The Court acknowledges the problem caused by balloon payments. It recognizes that many States prohibit them altogether, as Maryland once did, but that the General Assembly later chose to allow them in two limited circumstances, both of which were subject to certain express conditions. Section 12-404(e) of the Commercial Law Article begins with the mandate that “[a] loan shall be amortized in equal or substantially equal monthly installments without a balloon payment at maturity.” Three exceptions are stated to that mandate, two of which allow for a balloon payment. Section 12-404(c)(2) — the subsection at issue here — permits a lender who makes a loan for the purpose of aiding the borrower in the sale of the borrower’s residence or the purchase of a new *334residence to create a balloon payment at maturity of the loan, but only
“If the balloon payment is:
(1) Expressly disclosed to the borrower;
(2) Agreed to by both the borrower and the lender/seller in writing; and
(3) Required to be postponed one time, upon becoming due, at the borrower’s request, for a period not to exceed 6 months, provided that the borrower continues to make the monthly installments provided for in the original loan agreement, and no new closing costs, processing fees or similar fees are imposed on the borrower as a result of the extension.”
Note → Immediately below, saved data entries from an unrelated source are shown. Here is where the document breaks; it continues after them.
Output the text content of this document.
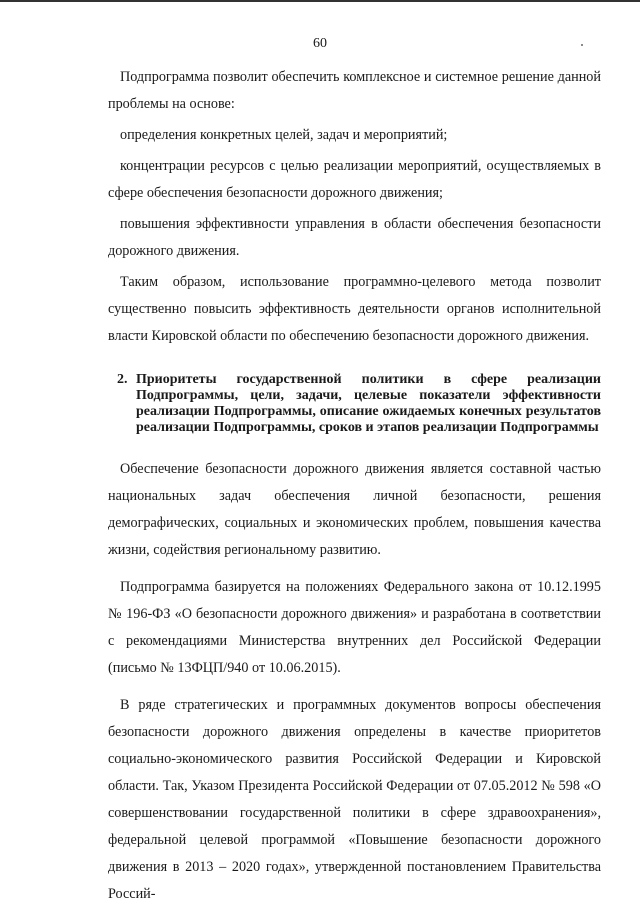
60

Подпрограмма позволит обеспечить комплексное и системное решение данной проблемы на основе:

определения конкретных целей, задач и мероприятий;

концентрации ресурсов с целью реализации мероприятий, осуществляемых в сфере обеспечения безопасности дорожного движения;

повышения эффективности управления в области обеспечения безопасности дорожного движения.

Таким образом, использование программно-целевого метода позволит существенно повысить эффективность деятельности органов исполнительной власти Кировской области по обеспечению безопасности дорожного движения.

2. Приоритеты государственной политики в сфере реализации Подпрограммы, цели, задачи, целевые показатели эффективности реализации Подпрограммы, описание ожидаемых конечных результатов реализации Подпрограммы, сроков и этапов реализации Подпрограммы

Обеспечение безопасности дорожного движения является составной частью национальных задач обеспечения личной безопасности, решения демографических, социальных и экономических проблем, повышения качества жизни, содействия региональному развитию.

Подпрограмма базируется на положениях Федерального закона от 10.12.1995 № 196-ФЗ «О безопасности дорожного движения» и разработана в соответствии с рекомендациями Министерства внутренних дел Российской Федерации (письмо № 13ФЦП/940 от 10.06.2015).

В ряде стратегических и программных документов вопросы обеспечения безопасности дорожного движения определены в качестве приоритетов социально-экономического развития Российской Федерации и Кировской области. Так, Указом Президента Российской Федерации от 07.05.2012 № 598 «О совершенствовании государственной политики в сфере здравоохранения», федеральной целевой программой «Повышение безопасности дорожного движения в 2013 – 2020 годах», утвержденной постановлением Правительства Россий-
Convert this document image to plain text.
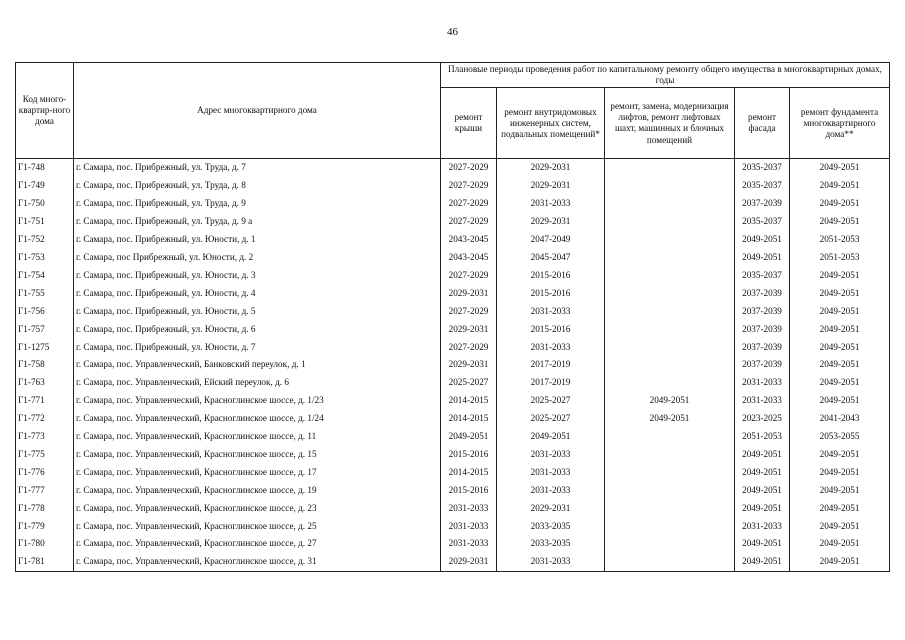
46
Код много-квартир-ного дома	Адрес многоквартирного дома	Плановые периоды проведения работ по капитальному ремонту общего имущества в многоквартирных домах, годы				
		ремонт крыши	ремонт внутридомовых инженерных систем, подвальных помещений*	ремонт, замена, модернизация лифтов, ремонт лифтовых шахт, машинных и блочных помещений	ремонт фасада	ремонт фундамента многоквартирного дома**
Г1-748	г. Самара, пос. Прибрежный, ул. Труда, д. 7	2027-2029	2029-2031		2035-2037	2049-2051
Г1-749	г. Самара, пос. Прибрежный, ул. Труда, д. 8	2027-2029	2029-2031		2035-2037	2049-2051
Г1-750	г. Самара, пос. Прибрежный, ул. Труда, д. 9	2027-2029	2031-2033		2037-2039	2049-2051
Г1-751	г. Самара, пос. Прибрежный, ул. Труда, д. 9 а	2027-2029	2029-2031		2035-2037	2049-2051
Г1-752	г. Самара, пос. Прибрежный, ул. Юности, д. 1	2043-2045	2047-2049		2049-2051	2051-2053
Г1-753	г. Самара, пос Прибрежный, ул. Юности, д. 2	2043-2045	2045-2047		2049-2051	2051-2053
Г1-754	г. Самара, пос. Прибрежный, ул. Юности, д. 3	2027-2029	2015-2016		2035-2037	2049-2051
Г1-755	г. Самара, пос. Прибрежный, ул. Юности, д. 4	2029-2031	2015-2016		2037-2039	2049-2051
Г1-756	г. Самара, пос. Прибрежный, ул. Юности, д. 5	2027-2029	2031-2033		2037-2039	2049-2051
Г1-757	г. Самара, пос. Прибрежный, ул. Юности, д. 6	2029-2031	2015-2016		2037-2039	2049-2051
Г1-1275	г. Самара, пос. Прибрежный, ул. Юности, д. 7	2027-2029	2031-2033		2037-2039	2049-2051
Г1-758	г. Самара, пос. Управленческий, Банковский переулок, д. 1	2029-2031	2017-2019		2037-2039	2049-2051
Г1-763	г. Самара, пос. Управленческий, Ейский переулок, д. 6	2025-2027	2017-2019		2031-2033	2049-2051
Г1-771	г. Самара, пос. Управленческий, Красноглинское шоссе, д. 1/23	2014-2015	2025-2027	2049-2051	2031-2033	2049-2051
Г1-772	г. Самара, пос. Управленческий, Красноглинское шоссе, д. 1/24	2014-2015	2025-2027	2049-2051	2023-2025	2041-2043
Г1-773	г. Самара, пос. Управленческий, Красноглинское шоссе, д. 11	2049-2051	2049-2051		2051-2053	2053-2055
Г1-775	г. Самара, пос. Управленческий, Красноглинское шоссе, д. 15	2015-2016	2031-2033		2049-2051	2049-2051
Г1-776	г. Самара, пос. Управленческий, Красноглинское шоссе, д. 17	2014-2015	2031-2033		2049-2051	2049-2051
Г1-777	г. Самара, пос. Управленческий, Красноглинское шоссе, д. 19	2015-2016	2031-2033		2049-2051	2049-2051
Г1-778	г. Самара, пос. Управленческий, Красноглинское шоссе, д. 23	2031-2033	2029-2031		2049-2051	2049-2051
Г1-779	г. Самара, пос. Управленческий, Красноглинское шоссе, д. 25	2031-2033	2033-2035		2031-2033	2049-2051
Г1-780	г. Самара, пос. Управленческий, Красноглинское шоссе, д. 27	2031-2033	2033-2035		2049-2051	2049-2051
Г1-781	г. Самара, пос. Управленческий, Красноглинское шоссе, д. 31	2029-2031	2031-2033		2049-2051	2049-2051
Unless those three conditions — all of them — are satisfied, the balloon payment is not allowed; it is expressly prohibited. The simple fact — noted but then ignored by the Court — is that the loan agreement here does not require the balloon payment to be postponed one time at the borrower’s request. Because the agreement does not contain that requirement, the balloon payment is illegal. It violates the general mandate that a loan be amortized in substantially equal monthly installments “without a balloon payment at maturity.” Indeed, the problem in this case goes beyond the mere absence of an affirmative right of the borrower to postpone payment. The agreement states affirmatively that there is no such right. How else can the statement, in capital letters, that “THE LENDER IN THIS TRANSACTION IS UNDER NO OBLIGATION TO REFINANCE THE OUTSTANDING PRINCIPAL BALANCE OF THIS LOAN DUE ON MATURITY DATE,” be read?
Instead of reading the statute as it should, to carry out the clearly expressed intent of the General Assembly, the Court adopts the obfuscation offered by the holder of the mortgage — that the requirement of a one-time postponement does not have to be disclosed to the borrower, that the borrower does not have to be informed in the agreement that he/she has this right. What, then, is the point of having the right if it *335does not have to be disclosed in the agreement — if, indeed, it can, in capital letters, be negated in the agreement? How are borrowers with fewer resources or less luck than the Drews supposed to know that they have the right to a one-time postponement when the balloon payment comes due? The Court says that its role is to apply the statute in a “commonsensical” manner. Why, then, does it not do so? It cannot possibly have been the legislative intent to impose this requirement as an express condition to allowing a balloon payment and yet permit the agreement not to contain the condition, much less to disavow the requirement, hoping, perhaps, that, in the end, the holder of the mortgage will gratuitously do the right thing. I would answer the certified question as I believe the Legislature intended it to be answered, in the affirmative. A negative answer, preferred by the Court, effectively repeals that provision of the statute.
Chief Judge BELL and Judge HARRELL have authorized me to state that they join in this dissent.